Don Juan de Tolède, mousquetaire du Roi
Don Juan rentre. On ne peut cependant le laisser seul, il faut bien qu’un témoin – l’un des gardes – puisse observer ce qui va advenir.
Maintenant, élargissons notre vision, voyons la scène avec les yeux de l’Esprit, prêtons notre voix à celles de ces deux amants et tâchons d’entrer si loin en sympathie avec eux que nous puissions entendre les battements de leurs cœurs, sentir leurs larmes brûler leurs joues, comme si ce feu nous consumait, comme si cette eau nous purifiait.
La prisonnière est là, blottie dans un coin.
Elle a retrouvé ses bottes et son chapeau : son uniforme d’homme.

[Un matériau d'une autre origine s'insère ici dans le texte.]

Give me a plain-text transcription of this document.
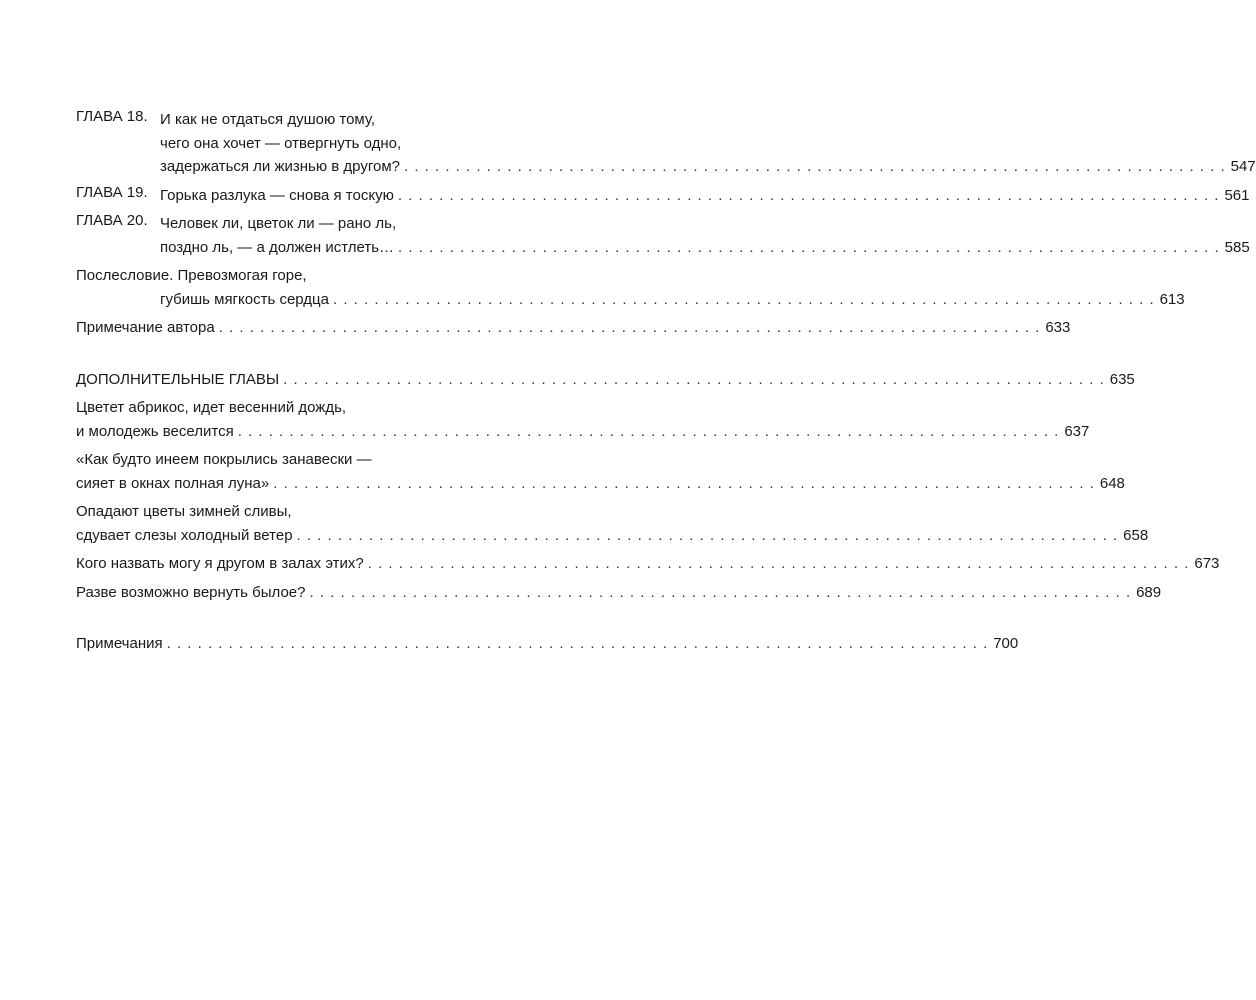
ГЛАВА 18. И как не отдаться душою тому,
чего она хочет — отвергнуть одно,
задержаться ли жизнью в другом? . . . . . . . . . . . . . . . . . . . . . . . . . . . . . . . . . . . . . . . . . . . . . . . . . . . . . . . . . . . . . . . . . . . . . . . . . . . . . . . . 547
ГЛАВА 19. Горька разлука — снова я тоскую . . . . . . . . . . . . . . . . . . . . . . . . . . . . . . . . . . . . . . . . . . . . . . . . . . . . . . . . . . . . . . . . . . . . . . . . . . . . . . . . 561
ГЛАВА 20. Человек ли, цветок ли — рано ль,
поздно ль, — а должен истлеть… . . . . . . . . . . . . . . . . . . . . . . . . . . . . . . . . . . . . . . . . . . . . . . . . . . . . . . . . . . . . . . . . . . . . . . . . . . . . . . . . 585
Послесловие. Превозмогая горе,
губишь мягкость сердца . . . . . . . . . . . . . . . . . . . . . . . . . . . . . . . . . . . . . . . . . . . . . . . . . . . . . . . . . . . . . . . . . . . . . . . . . . . . . . . . 613
Примечание автора . . . . . . . . . . . . . . . . . . . . . . . . . . . . . . . . . . . . . . . . . . . . . . . . . . . . . . . . . . . . . . . . . . . . . . . . . . . . . . . . 633
ДОПОЛНИТЕЛЬНЫЕ ГЛАВЫ . . . . . . . . . . . . . . . . . . . . . . . . . . . . . . . . . . . . . . . . . . . . . . . . . . . . . . . . . . . . . . . . . . . . . . . . . . . . . . . . 635
Цветет абрикос, идет весенний дождь,
и молодежь веселится . . . . . . . . . . . . . . . . . . . . . . . . . . . . . . . . . . . . . . . . . . . . . . . . . . . . . . . . . . . . . . . . . . . . . . . . . . . . . . . . 637
«Как будто инеем покрылись занавески —
сияет в окнах полная луна» . . . . . . . . . . . . . . . . . . . . . . . . . . . . . . . . . . . . . . . . . . . . . . . . . . . . . . . . . . . . . . . . . . . . . . . . . . . . . . . . 648
Опадают цветы зимней сливы,
сдувает слезы холодный ветер . . . . . . . . . . . . . . . . . . . . . . . . . . . . . . . . . . . . . . . . . . . . . . . . . . . . . . . . . . . . . . . . . . . . . . . . . . . . . . . . 658
Кого назвать могу я другом в залах этих? . . . . . . . . . . . . . . . . . . . . . . . . . . . . . . . . . . . . . . . . . . . . . . . . . . . . . . . . . . . . . . . . . . . . . . . . . . . . . . . . 673
Разве возможно вернуть былое? . . . . . . . . . . . . . . . . . . . . . . . . . . . . . . . . . . . . . . . . . . . . . . . . . . . . . . . . . . . . . . . . . . . . . . . . . . . . . . . . 689
Примечания . . . . . . . . . . . . . . . . . . . . . . . . . . . . . . . . . . . . . . . . . . . . . . . . . . . . . . . . . . . . . . . . . . . . . . . . . . . . . . . . 700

Le voile et le linge austère de la novice furent jetés en boule, dans un coin de la pièce. Mieux vaut vivre et mourir en étant soi-même, sans masque ni mensonge, dut clamer la voleuse, que dans le déguisement de la vertu .
Alors que son libérateur s’avance vers elle, elle ne lève pas la tête. Elle reste prostrée, enfermée en elle-même aussi solidement qu’elle l’est entre ses murailles, au milieu de ces rondes en marche et de ces mercenaires aux aguets.

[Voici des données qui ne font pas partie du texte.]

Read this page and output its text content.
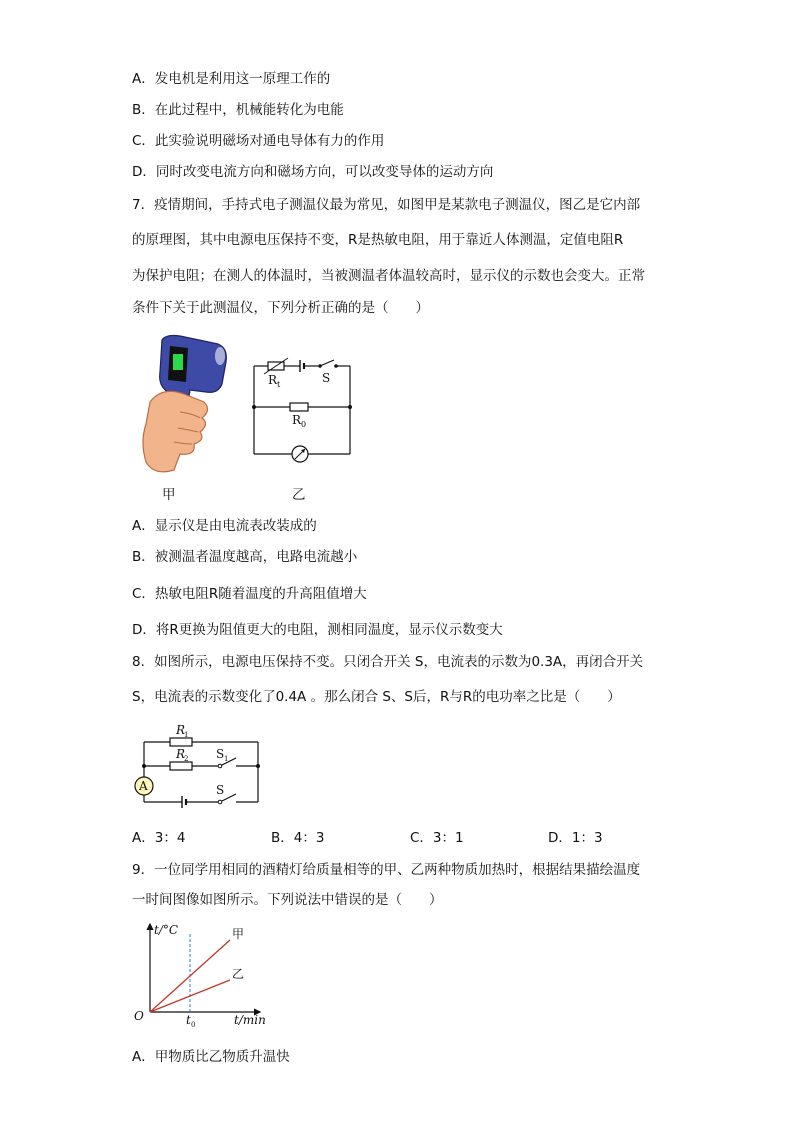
A．发电机是利用这一原理工作的
B．在此过程中，机械能转化为电能
C．此实验说明磁场对通电导体有力的作用
D．同时改变电流方向和磁场方向，可以改变导体的运动方向
7．疫情期间，手持式电子测温仪最为常见，如图甲是某款电子测温仪，图乙是它内部
的原理图，其中电源电压保持不变，R是热敏电阻，用于靠近人体测温，定值电阻R
为保护电阻；在测人的体温时，当被测温者体温较高时，显示仪的示数也会变大。正常
条件下关于此测温仪，下列分析正确的是（　　）
甲
R t	S
R 0
乙
A．显示仪是由电流表改装成的
B．被测温者温度越高，电路电流越小
C．热敏电阻R随着温度的升高阻值增大
D．将R更换为阻值更大的电阻，测相同温度，显示仪示数变大
8．如图所示，电源电压保持不变。只闭合开关 S，电流表的示数为0.3A，再闭合开关
S，电流表的示数变化了0.4A 。那么闭合 S、S后，R与R的电功率之比是（　　）
A
R
1
R
2 S 1
S
A．3：4	B．4：3	C．3：1	D．1：3
9．一位同学用相同的酒精灯给质量相等的甲、乙两种物质加热时，根据结果描绘温度
一时间图像如图所示。下列说法中错误的是（　　）
甲
乙
t/°C
O	t 0	t/min
A．甲物质比乙物质升温快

Mais aucune forteresse qui soit imprenable. Aucun coffre qui ne puisse s’ouvrir, aucune cuirasse qui ne puisse être traversée, il faut la clé, passer la porte étroite et atteindre le centre.
Mais moi, j’aime l’Alouette qui n’est rien qu’un ramage
Une flèche d’or et d’azur transperçant les nuages
Ces mots, cette voix, est-ce possible ?
La tête se lève, le regard cherche dans le noir.

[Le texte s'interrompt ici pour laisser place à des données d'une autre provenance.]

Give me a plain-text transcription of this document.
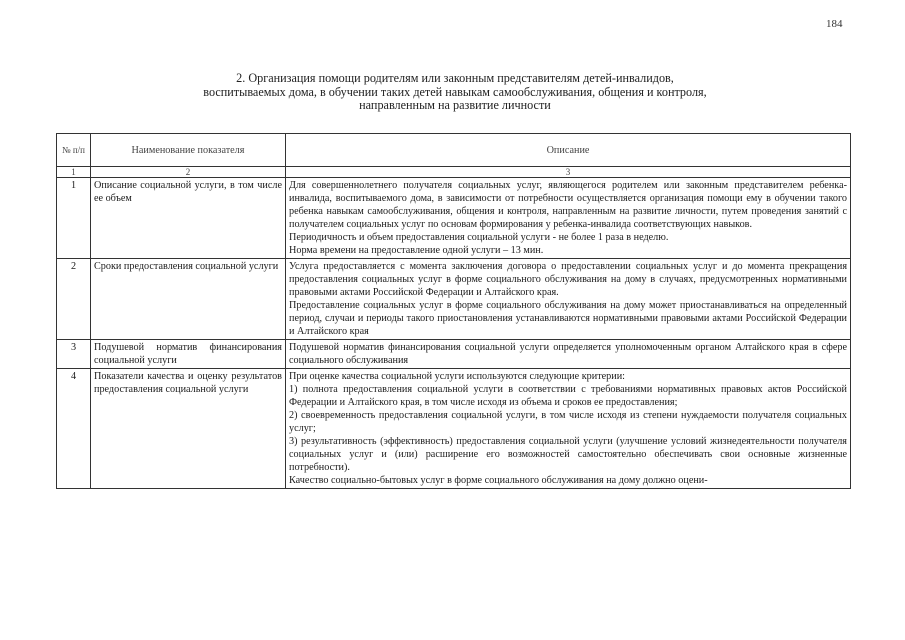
184
2. Организация помощи родителям или законным представителям детей-инвалидов,
воспитываемых дома, в обучении таких детей навыкам самообслуживания, общения и контроля,
направленным на развитие личности
№ п/п	Наименование показателя	Описание
1	2	3
1	Описание социальной услуги, в том числе ее объем	Для совершеннолетнего получателя социальных услуг, являющегося родителем или законным представителем ребенка-инвалида, воспитываемого дома, в зависимости от потребности осуществляется организация помощи ему в обучении такого ребенка навыкам самообслуживания, общения и контроля, направленным на развитие личности, путем проведения занятий с получателем социальных услуг по основам формирования у ребенка-инвалида соответствующих навыков.

Периодичность и объем предоставления социальной услуги - не более 1 раза в неделю.

Норма времени на предоставление одной услуги – 13 мин.

2	Сроки предоставления социальной услуги	Услуга предоставляется с момента заключения договора о предоставлении социальных услуг и до момента прекращения предоставления социальных услуг в форме социального обслуживания на дому в случаях, предусмотренных нормативными правовыми актами Российской Федерации и Алтайского края.

Предоставление социальных услуг в форме социального обслуживания на дому может приостанавливаться на определенный период, случаи и периоды такого приостановления устанавливаются нормативными правовыми актами Российской Федерации и Алтайского края

3	Подушевой норматив финансирования социальной услуги	Подушевой норматив финансирования социальной услуги определяется уполномоченным органом Алтайского края в сфере социального обслуживания

4	Показатели качества и оценку результатов предоставления социальной услуги	При оценке качества социальной услуги используются следующие критерии:

1) полнота предоставления социальной услуги в соответствии с требованиями нормативных правовых актов Российской Федерации и Алтайского края, в том числе исходя из объема и сроков ее предоставления;

2) своевременность предоставления социальной услуги, в том числе исходя из степени нуждаемости получателя социальных услуг;

3) результативность (эффективность) предоставления социальной услуги (улучшение условий жизнедеятельности получателя социальных услуг и (или) расширение его возможностей самостоятельно обеспечивать свои основные жизненные потребности).

Качество социально-бытовых услуг в форме социального обслуживания на дому должно оцени-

Dans le noir, un visage apparaît, le sien… il est vivant.
— Je vous croyais mort, dit-elle.
— Parlez bas, lui dit le don Juan, on nous surveille.
— Mais qui êtes-vous ? Voleur ? Brigand ? Sauveur ? Espion ? Traître, ami ou ennemi ?
— Que vous dit votre cœur ?
— Mon cœur ne parle plus, il me fait souffrir. Il me fait mal.
— Mais me voir, cela vous fait-il du bien ?
— Oui, je crois…
— Alors oubliez ce que vous croyez savoir, ce qu’on vous a dit de moi, ce que vous supposez, ce qui n’est rien que du vent, et n’écoutez que ce que vous ressentez. La vérité est à l’intérieur. Prenez et mangez, prenez et buvez, je vous ramène à la vie, je vous rends au monde. Ce soir, tout recommence.
La voleuse accepte l’offrande qu’on lui tend.
Le garde est stupéfait. Il tape sur la porte.
La porte s’ouvre.
— Pardieu ! dit-il aux autre sentinelles, regardez donc ! Un vrai magicien, ce gars-là, ma parole, je ne sais ce qu’il lui a dit, mais il a trouvé les mots. Il est gagnant. Payons…
— Et mourez ! dit Edmond de Villefranche en entrant avec moi.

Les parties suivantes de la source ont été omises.